Middle Voice
May 26, 2010
One of the most haunting features in this synchronicity of poetic language has been, for me, the “middle voice.” Olson mentioned it during our seminars in ’64-’65 but I could never quite figure it out. Just had some intuition that there was something there. This has come to lap at the shores of my interest in hybridity and “inbetweenness.” A concise Wikipedia description:
Some languages (such as Sanskrit, Icelandic and Ancient Greek) have a middle voice. The middle voice is in the middle of the active and the passive voice because the subject cannot be categorized as either agent or patient but has elements of both. An intransitive verb that appears active but expresses a passive action characterizes the English middle voice. For example, in The casserole cooked in the oven, cooked appears syntactically active but semantically passive, putting it in the middle voice.

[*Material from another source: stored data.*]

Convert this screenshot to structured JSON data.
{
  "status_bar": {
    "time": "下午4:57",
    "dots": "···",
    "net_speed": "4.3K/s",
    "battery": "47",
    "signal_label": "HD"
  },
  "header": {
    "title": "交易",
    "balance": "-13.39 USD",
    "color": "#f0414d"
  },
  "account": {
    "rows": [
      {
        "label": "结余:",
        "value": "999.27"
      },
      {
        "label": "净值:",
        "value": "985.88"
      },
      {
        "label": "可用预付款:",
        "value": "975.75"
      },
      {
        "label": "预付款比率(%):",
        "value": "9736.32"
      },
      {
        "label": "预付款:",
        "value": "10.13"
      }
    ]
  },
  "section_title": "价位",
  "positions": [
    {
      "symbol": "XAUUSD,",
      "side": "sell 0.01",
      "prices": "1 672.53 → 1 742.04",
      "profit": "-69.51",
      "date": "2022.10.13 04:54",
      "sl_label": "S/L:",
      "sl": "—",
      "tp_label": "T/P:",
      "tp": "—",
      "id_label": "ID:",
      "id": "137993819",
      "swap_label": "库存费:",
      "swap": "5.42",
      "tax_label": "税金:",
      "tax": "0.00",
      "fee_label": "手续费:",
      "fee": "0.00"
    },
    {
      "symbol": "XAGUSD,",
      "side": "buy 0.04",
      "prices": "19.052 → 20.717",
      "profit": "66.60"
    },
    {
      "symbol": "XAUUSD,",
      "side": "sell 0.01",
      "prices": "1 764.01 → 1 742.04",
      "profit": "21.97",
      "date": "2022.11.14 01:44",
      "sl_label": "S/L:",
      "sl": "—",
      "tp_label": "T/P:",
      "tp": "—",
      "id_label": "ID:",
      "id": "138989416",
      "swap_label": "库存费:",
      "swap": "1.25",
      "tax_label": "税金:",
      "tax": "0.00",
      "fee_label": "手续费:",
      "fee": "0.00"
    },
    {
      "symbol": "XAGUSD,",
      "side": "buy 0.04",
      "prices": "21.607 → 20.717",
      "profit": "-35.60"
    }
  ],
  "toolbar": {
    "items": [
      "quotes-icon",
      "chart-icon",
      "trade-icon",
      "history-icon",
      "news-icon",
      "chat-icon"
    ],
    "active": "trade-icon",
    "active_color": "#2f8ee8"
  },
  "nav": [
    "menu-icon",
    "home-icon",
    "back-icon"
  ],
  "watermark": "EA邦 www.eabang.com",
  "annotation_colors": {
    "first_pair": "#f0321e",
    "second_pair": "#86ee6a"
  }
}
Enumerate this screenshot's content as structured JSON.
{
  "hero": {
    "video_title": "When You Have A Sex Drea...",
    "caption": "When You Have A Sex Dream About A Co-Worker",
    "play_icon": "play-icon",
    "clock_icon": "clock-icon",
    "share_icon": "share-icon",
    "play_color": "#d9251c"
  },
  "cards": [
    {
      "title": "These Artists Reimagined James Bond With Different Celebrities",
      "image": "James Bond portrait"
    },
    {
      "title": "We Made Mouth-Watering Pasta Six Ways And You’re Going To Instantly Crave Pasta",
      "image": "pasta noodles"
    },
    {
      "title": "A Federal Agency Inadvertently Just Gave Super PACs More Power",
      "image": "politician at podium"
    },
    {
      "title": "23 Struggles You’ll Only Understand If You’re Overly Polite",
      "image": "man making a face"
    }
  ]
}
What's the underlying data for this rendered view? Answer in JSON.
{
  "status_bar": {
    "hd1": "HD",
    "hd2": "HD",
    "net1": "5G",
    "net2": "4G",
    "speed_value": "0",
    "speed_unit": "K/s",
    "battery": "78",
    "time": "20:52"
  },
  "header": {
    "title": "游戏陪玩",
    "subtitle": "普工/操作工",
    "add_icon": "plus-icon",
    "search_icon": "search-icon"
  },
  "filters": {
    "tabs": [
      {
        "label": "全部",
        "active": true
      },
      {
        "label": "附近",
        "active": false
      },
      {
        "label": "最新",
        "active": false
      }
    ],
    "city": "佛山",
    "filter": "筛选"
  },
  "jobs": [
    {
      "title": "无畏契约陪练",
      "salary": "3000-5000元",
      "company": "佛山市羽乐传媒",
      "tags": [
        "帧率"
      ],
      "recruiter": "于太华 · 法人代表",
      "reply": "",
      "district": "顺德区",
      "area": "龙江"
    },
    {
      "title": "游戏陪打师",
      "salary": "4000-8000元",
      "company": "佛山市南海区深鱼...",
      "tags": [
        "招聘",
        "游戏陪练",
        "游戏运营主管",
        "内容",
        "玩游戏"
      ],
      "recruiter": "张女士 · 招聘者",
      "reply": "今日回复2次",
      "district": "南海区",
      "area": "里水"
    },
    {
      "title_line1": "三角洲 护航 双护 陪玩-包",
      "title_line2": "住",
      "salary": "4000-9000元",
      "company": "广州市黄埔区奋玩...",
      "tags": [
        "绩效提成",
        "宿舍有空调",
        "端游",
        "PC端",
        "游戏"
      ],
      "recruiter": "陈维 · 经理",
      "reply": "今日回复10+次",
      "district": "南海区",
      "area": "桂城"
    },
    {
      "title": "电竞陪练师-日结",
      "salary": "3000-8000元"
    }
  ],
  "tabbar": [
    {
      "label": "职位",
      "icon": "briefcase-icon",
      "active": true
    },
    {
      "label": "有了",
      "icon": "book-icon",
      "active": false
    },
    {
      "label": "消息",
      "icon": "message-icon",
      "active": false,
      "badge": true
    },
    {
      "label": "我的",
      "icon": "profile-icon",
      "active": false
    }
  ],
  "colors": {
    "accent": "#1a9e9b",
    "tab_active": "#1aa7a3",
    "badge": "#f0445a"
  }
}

In Classical Greek, the middle voice is often reflexive, denoting that the subject acts on or for itself, such as “The boy washes himself”, or “The boy washes”. It can be transitive or intransitive. It can occasionally be used in a causative sense, such as “The father causes his son to be set free”, or “The father ransoms his son”.
I had studied some Latin so I’d been into “case,” but the closest I think I’ve come to zoning in on it was through Sam Levin’s “paradigmatic thought suffix” or something like the paragram in bpNchol, anything in language that happens “while standing in the doorway,” the contiguity of being able to see both rooms.